O coletivo de professores do Uíge promete avançar com uma queixa-crime contra a Polícia Nacional de Angola, depois desta ter reprimido uma manifestação com recurso a gás lacrimogéneo.
O coletivo de professores do Uíge saiu às ruas, na manhã desta quinta-feira (01.07), para exigir o pagamento dos subsídios de férias de 2021 e de exames de 2019 – que o Governo provincial diz ter pago, mas que professores negam ter recebido. A manifestação foi convocada depois de terem falhado as negociações entre as partes.
Mas a polícia interveio e recorreu ao uso de gás lacrimogéneo para impedir o protesto. Segundo os manifestantes, várias pessoas ficaram feridas. Foram também detidos 12 professores e um jornalista, que já se encontram em liberdade.
Em entrevista à DW África, Salvador dos Santos, um dos promotores do protesto, diz que os participantes ficaram surpreendidos com a violência das autoridades, pois não estavam a violar a lei.
DW África: O que aconteceu esta manhã durante o protesto?
Salvador dos Santos (SS): A manifestação foi fortemente reprimida pela Polícia de Intervenção Rápida. O coletivo de professores esteve congregado na rotunda do Songo, o local indicado para a concentração da manifestação. Momentos depois, partimos com a marcha até à catedral, junto à Praça da Independência – onde apareceu o aparato policial, [com homens] armados até aos dentes, como sempre.
Reprimiram a manifestação com agressão, espancamentos e dispersaram os colegas, rasgaram roupas, batas de professores. Os professores fugiram dispersos. E detiveram alguns colegas.
Fomos até à direção dos Serviços de Investigação Criminal. No entanto, apareceram também, prontamente, advogados da [Associação] Mãos Livres. Foram eles que intercederam e, felizmente, todos os detidos foram postos em liberdade.
DW África: Houve algum manifestante que tenha ficado ferido? Quantos professores foram detidos?

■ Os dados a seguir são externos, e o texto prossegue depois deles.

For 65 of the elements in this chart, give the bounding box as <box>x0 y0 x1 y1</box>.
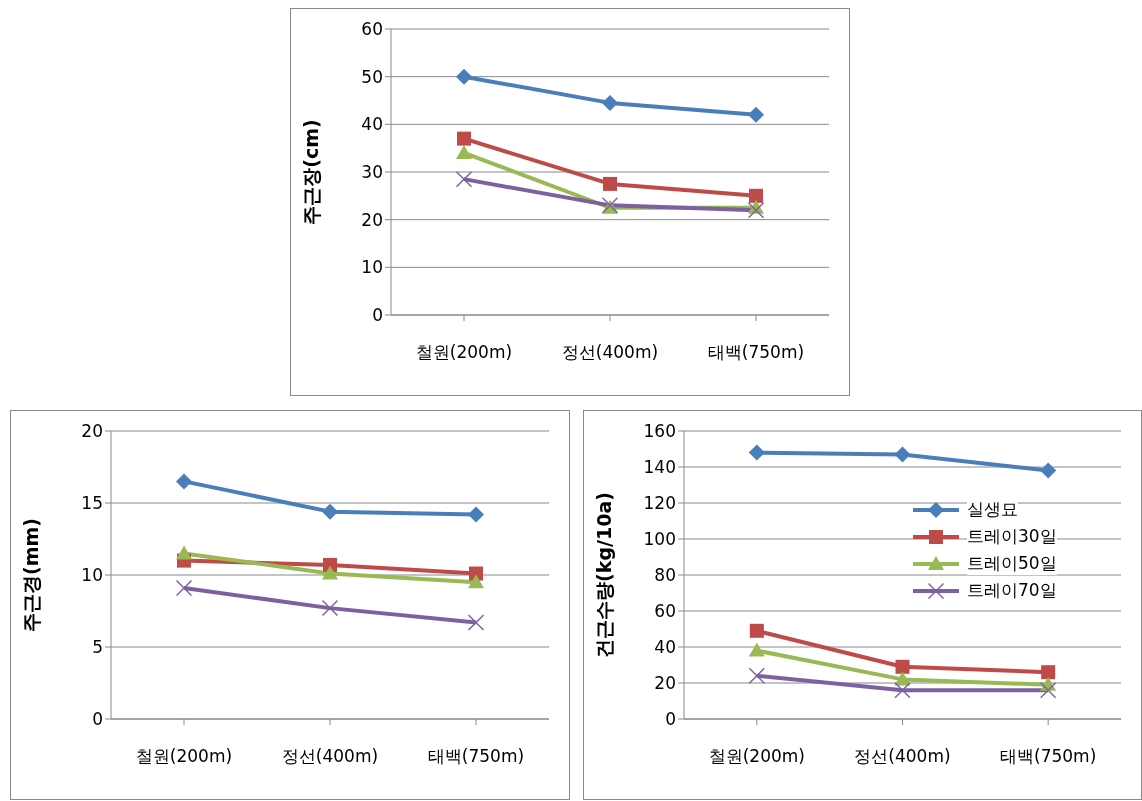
point <box>895 659 910 674</box>
y-tick-label: 100 <box>643 529 676 550</box>
y-tick-label: 20 <box>361 209 383 230</box>
y-tick-label: 20 <box>81 421 103 442</box>
point <box>468 506 484 523</box>
y-tick-label: 80 <box>654 565 676 586</box>
y-tick-label: 5 <box>92 637 103 658</box>
point <box>749 623 764 638</box>
y-tick-label: 40 <box>361 114 383 135</box>
y-tick-label: 160 <box>643 421 676 442</box>
x-tick-label: 철원(200m) <box>135 746 233 767</box>
point <box>468 574 484 589</box>
point <box>748 642 765 657</box>
point <box>457 131 471 146</box>
point <box>456 144 472 159</box>
y-tick-label: 10 <box>361 257 383 278</box>
point <box>603 176 617 191</box>
point <box>176 545 192 560</box>
legend-label: 실생묘 <box>967 498 1018 521</box>
point <box>894 682 911 699</box>
y-axis-title: 건근수량(kg/10a) <box>592 492 615 658</box>
y-tick-label: 20 <box>654 673 676 694</box>
y-tick-label: 0 <box>665 709 676 730</box>
y-axis-title: 주근장(cm) <box>299 119 322 225</box>
point <box>1040 682 1057 699</box>
point <box>456 171 472 188</box>
point <box>176 473 192 490</box>
x-tick-label: 태백(750m) <box>427 746 525 767</box>
y-tick-label: 60 <box>654 601 676 622</box>
point <box>322 600 338 617</box>
point <box>322 503 338 520</box>
point <box>1041 665 1056 680</box>
y-tick-label: 0 <box>92 709 103 730</box>
y-tick-label: 60 <box>361 19 383 40</box>
y-tick-label: 0 <box>372 305 383 326</box>
x-tick-label: 정선(400m) <box>281 746 379 767</box>
point <box>456 68 472 85</box>
y-tick-label: 15 <box>81 493 103 514</box>
point <box>468 614 484 631</box>
legend-label: 트레이30일 <box>967 525 1057 548</box>
x-tick-label: 태백(750m) <box>1000 746 1097 767</box>
y-tick-label: 10 <box>81 565 103 586</box>
y-tick-label: 140 <box>643 457 676 478</box>
legend-label: 트레이70일 <box>967 579 1057 602</box>
point <box>176 579 192 596</box>
y-tick-label: 50 <box>361 66 383 87</box>
point <box>748 667 765 684</box>
y-tick-label: 40 <box>654 637 676 658</box>
x-tick-label: 철원(200m) <box>708 746 805 767</box>
point <box>749 188 763 203</box>
x-tick-label: 태백(750m) <box>707 342 805 363</box>
y-axis-title: 주근경(mm) <box>19 518 42 632</box>
x-tick-label: 정선(400m) <box>561 342 659 363</box>
point <box>748 106 764 123</box>
point <box>602 94 618 111</box>
x-tick-label: 철원(200m) <box>415 342 513 363</box>
y-tick-label: 120 <box>643 493 676 514</box>
legend-label: 트레이50일 <box>967 552 1057 575</box>
point <box>894 446 911 463</box>
y-tick-label: 30 <box>361 162 383 183</box>
point <box>748 202 764 219</box>
point <box>748 444 765 461</box>
x-tick-label: 정선(400m) <box>854 746 951 767</box>
point <box>1040 462 1057 479</box>
point <box>322 565 338 580</box>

SS: Foram detidos 12 professores – dois deles promotores [da manifestação] – e um jornalista. Vários manifestantes ficaram feridos. Usaram gás lacrimogéneo e isso causou vários danos. Feriram muitas pessoas, três delas gravemente.
DW África: A organização cumpriu todos os procedimentos legais para a realização da manifestação?

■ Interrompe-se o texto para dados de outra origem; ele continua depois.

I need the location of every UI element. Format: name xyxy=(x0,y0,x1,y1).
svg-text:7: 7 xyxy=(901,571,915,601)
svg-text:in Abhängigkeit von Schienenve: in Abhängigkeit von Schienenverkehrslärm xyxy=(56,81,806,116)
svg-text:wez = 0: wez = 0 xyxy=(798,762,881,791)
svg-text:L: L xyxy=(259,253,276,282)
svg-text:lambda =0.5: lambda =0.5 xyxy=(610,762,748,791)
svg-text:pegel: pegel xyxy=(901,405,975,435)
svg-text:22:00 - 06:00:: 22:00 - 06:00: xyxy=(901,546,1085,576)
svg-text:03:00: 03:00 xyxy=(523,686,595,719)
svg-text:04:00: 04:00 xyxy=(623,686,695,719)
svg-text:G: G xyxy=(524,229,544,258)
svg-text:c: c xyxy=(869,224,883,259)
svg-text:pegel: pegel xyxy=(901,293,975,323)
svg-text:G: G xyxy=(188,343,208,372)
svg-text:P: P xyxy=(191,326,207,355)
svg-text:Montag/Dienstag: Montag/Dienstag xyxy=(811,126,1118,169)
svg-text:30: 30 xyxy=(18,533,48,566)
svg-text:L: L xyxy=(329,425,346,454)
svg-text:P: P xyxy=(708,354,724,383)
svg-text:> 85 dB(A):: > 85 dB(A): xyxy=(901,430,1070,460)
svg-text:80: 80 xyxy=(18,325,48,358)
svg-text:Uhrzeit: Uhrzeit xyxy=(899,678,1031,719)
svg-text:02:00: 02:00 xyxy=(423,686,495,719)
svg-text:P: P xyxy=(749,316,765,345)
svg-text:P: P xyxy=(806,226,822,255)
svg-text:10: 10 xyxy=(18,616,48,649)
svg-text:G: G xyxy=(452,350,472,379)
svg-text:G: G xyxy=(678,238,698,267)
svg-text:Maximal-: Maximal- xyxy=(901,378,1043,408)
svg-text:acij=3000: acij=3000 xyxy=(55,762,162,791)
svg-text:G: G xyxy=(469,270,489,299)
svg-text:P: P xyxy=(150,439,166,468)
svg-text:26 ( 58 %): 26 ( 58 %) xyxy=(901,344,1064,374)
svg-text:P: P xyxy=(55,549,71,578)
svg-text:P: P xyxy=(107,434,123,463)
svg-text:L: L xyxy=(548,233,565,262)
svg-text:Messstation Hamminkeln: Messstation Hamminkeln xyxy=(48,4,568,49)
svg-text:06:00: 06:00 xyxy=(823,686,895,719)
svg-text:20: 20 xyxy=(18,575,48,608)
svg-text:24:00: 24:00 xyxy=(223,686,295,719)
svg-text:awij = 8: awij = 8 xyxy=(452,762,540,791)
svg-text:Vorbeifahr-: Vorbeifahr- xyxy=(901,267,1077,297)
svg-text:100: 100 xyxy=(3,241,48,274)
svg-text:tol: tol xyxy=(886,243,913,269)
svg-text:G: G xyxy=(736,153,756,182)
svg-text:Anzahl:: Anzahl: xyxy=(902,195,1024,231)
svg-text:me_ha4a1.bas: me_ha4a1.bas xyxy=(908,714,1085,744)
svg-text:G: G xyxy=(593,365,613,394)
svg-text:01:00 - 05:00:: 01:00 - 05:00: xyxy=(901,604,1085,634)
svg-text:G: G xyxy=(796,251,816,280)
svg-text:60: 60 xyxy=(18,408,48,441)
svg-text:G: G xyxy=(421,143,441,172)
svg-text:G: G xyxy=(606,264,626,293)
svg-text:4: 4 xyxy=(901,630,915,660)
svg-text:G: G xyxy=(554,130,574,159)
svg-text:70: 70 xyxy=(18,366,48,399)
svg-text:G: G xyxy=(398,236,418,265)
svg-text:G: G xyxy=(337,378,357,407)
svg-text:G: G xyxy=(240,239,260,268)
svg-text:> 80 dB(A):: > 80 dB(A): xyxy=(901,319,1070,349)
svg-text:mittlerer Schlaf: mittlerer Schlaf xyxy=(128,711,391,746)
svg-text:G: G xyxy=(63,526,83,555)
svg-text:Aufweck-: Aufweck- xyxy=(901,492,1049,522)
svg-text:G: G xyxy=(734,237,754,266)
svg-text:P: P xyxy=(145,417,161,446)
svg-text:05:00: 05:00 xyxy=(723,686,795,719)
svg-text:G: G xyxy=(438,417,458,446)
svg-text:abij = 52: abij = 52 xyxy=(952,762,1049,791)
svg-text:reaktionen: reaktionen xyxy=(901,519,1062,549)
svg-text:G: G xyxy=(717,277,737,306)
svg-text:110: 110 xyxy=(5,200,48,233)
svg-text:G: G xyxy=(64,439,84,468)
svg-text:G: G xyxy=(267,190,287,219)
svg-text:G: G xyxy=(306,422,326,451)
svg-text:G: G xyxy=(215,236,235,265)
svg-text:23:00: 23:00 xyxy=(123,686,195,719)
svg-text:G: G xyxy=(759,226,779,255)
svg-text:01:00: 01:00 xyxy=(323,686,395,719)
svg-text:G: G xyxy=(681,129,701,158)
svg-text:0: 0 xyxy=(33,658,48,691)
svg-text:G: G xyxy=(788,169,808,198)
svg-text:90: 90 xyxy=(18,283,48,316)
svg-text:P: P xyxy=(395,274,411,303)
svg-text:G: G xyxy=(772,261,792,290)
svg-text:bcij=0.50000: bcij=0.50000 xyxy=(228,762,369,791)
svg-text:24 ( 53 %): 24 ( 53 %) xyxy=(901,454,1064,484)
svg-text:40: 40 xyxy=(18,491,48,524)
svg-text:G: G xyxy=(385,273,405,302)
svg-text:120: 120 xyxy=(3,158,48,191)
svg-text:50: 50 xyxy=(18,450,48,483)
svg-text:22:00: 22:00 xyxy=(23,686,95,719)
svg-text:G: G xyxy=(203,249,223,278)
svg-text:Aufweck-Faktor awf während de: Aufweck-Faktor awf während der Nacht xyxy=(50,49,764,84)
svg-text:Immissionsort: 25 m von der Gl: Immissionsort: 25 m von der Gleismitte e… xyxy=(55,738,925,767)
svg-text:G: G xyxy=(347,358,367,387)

SS: Com certeza. A organização cumpriu todos os pressupostos legais. Até antes da organização ter [enviado a] carta da manifestação, [tinha havido] uma negociação.
Fomos convocados ao Governo Provincial do Uíge, onde estiveram presentes o comandante municipal da Polícia Nacional, a vice-governadora para o setor social, o secretário do SINPROF [Sindicato Nacional de Professores], a diretora provincial da Educação, a delegada das Finanças. O coletivo dos professores esteve representado por cinco professores.
A governadora negou ter convidado os professores para ouvir as razões da manifestação. Dissemos que as razões são a reivindicação dos nossos subsídios de férias e de exame de 2019 e 2021, que não estão a ser pagos, e que um dos membros da direção provincial da Educação terá falado na rádio e confirmado ter pago esse subsídio. Na mesma reunião, apresentaram um documento comprovativo que confirma o pagamento desses subsídios, quando não é verdade. Nenhum professor recebeu esses subsídios, e a direção do SINPROF também confirma isso. Não foi pago qualquer subsídio aos professores.
No entanto, não chegámos a um consenso entre as partes. Mas todos os pressupostos legais foram cumpridos e parecia que a polícia estaria no local para assegurar a manifestação, mas fomos surpreendidos com essa repressão.
DW África: Caso as vossas exigências não sejam ouvidas, admitem voltar às ruas em protesto?
SS: Exatamente, nós vamos continuar. A partir de amanhã mesmo, nós, o grupo de organizadores deste protesto, vamos avançar com uma queixa-crime contra a Polícia Nacional, que agrediu gravemente os professores e chegou até a destruir aparelhos, megafones e telemóveis de colegas. A polícia terá de ser responsabilizada criminal e civilmente pelos seus atos.